CAPÍTULO 9

WHIT

Bueno, al menos se trata de sus cabezas.

Las fotos de nuestros padres se hallan en un panel de seis metros, con un aspecto abandonado y solitario, en medio de la estación de mercancías donde nos encontramos. Y bajo su ficha policial figuran unas palabras que nos dejan los huesos helados:

Recompensa

Desde luego, ya sabíamos que papá y mamá eran criminales perseguidos, por las mismas falsas razones que nosotros. Pero verlo impreso a la vista de todo el mundo (¡por el patético precio de tres millones de pavos por sus cabezas!) resulta un cruel recordatorio de que es posible que esta pesadilla no termine bien.

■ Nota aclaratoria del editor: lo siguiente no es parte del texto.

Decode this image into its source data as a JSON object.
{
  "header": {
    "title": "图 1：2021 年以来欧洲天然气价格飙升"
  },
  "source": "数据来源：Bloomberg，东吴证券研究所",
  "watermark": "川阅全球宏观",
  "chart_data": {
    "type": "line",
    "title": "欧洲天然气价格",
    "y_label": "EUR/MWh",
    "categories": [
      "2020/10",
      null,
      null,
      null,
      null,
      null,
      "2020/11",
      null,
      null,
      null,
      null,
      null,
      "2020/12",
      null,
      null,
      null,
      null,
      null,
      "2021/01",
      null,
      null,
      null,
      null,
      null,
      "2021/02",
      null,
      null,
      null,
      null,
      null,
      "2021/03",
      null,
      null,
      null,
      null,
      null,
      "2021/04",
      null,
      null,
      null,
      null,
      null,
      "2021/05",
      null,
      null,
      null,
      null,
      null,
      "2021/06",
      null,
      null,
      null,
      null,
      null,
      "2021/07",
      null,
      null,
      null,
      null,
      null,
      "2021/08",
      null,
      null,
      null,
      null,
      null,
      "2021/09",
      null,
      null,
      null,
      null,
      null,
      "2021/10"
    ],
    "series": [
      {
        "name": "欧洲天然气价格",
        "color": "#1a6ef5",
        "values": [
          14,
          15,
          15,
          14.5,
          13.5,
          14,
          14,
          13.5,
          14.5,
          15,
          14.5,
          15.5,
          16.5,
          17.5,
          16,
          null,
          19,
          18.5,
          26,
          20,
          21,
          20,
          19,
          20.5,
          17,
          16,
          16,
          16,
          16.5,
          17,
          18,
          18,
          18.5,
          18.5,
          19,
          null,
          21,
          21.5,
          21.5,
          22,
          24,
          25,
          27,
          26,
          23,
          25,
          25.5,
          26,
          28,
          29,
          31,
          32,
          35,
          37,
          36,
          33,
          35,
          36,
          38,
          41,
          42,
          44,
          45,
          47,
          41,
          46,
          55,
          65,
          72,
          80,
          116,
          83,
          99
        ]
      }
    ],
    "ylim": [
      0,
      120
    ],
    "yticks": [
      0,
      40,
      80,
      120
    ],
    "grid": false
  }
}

Wisty, como suele hacer, lee mis pensamientos y me lanza un guiño de esperanza.

—Eso es que siguen libres —señala tranquilamente.

—Por lo menos lo estaban —replico— cuando colgaron este cartel.

El papel tiene un aspecto avejentado, descolorido, rasgado y doblado por los bordes. Permanecemos en silencio mientras el poderoso aroma de los frágiles libros del contenedor, llenos de sueños, historias, tragedias, risas e imaginación, nos envuelve con el recuerdo agridulce de nuestro hogar.

¿Cómo puedes estar en paz con algo si ni siquiera sabes qué es ese algo? No sabemos si nuestros padres están vivos o muertos o siendo interrogados en una prisión del Nuevo Orden o… desterrados a Shadowland, como Celia. «¿Están sufriendo? ¿Hay algo que podamos hacer? ¿O estamos tan indefensos e inermes como me siento ahora?».

Golpeo el cartel tan fuerte que mi puño atraviesa el panel entero.

Luego saco mi mano de él y hago como si no hubiera sucedido. Wisty me mira preocupada. Me encojo de hombros. Creo que me sangran los nudillos, pero no siento nada.

Miro por un momento la cara de Wisty, acongojada por la preocupación y la pena, y luego más allá. Tengo ganas de abrazarla, pero necesito demostrarle que no voy a dejar que mis emociones me controlen. Deshago el nudo en mi garganta, del tamaño de una pelota de golf, y tomo la mano de Wisty.

—Salgamos de aquí.

No se ve a nadie en las afueras de esta horripilante ciudad. Solo las ventanas rotas de los almacenes. Calles cubiertas de basura. Lo único de nueva construcción parece ser los enormes paneles de vídeo y los postes de los altavoces.

Cuando llegamos al centro de la población, fantaseo con lo que pudo ser algún día la vida aquí. Es curioso. Veo un instituto de fachada de ladrillo rojo, columpios, un parque con un kiosco, un triciclo volcado. Me asalta la tristeza. Me recuerda a nuestro pueblo, con sus campanarios, las tiendas de ultramarinos y sus árboles reales.

Ahora sí que me siento nostálgico. Por mamá, por papá, por nuestra casa, incluso por la escuela. Al menos, un poco.

—Me pregunto dónde se ha metido todo el mundo —susurra Wisty.

—Yo no —respondo, tal vez demasiado deprisa—. Quiero decir… en realidad no quiero saberlo.

De repente oigo:

—¿Tú no? ¿… no? ¿… no? ¿… no? ¿Por qué, Whit?

Me giro a ambos lados. Wisty se me queda mirando.

Ha sido claramente una voz. No era la de Wisty. Ni la mía.

Era la voz de Celia.

Quizá este sea un pueblo fantasma. Literalmente.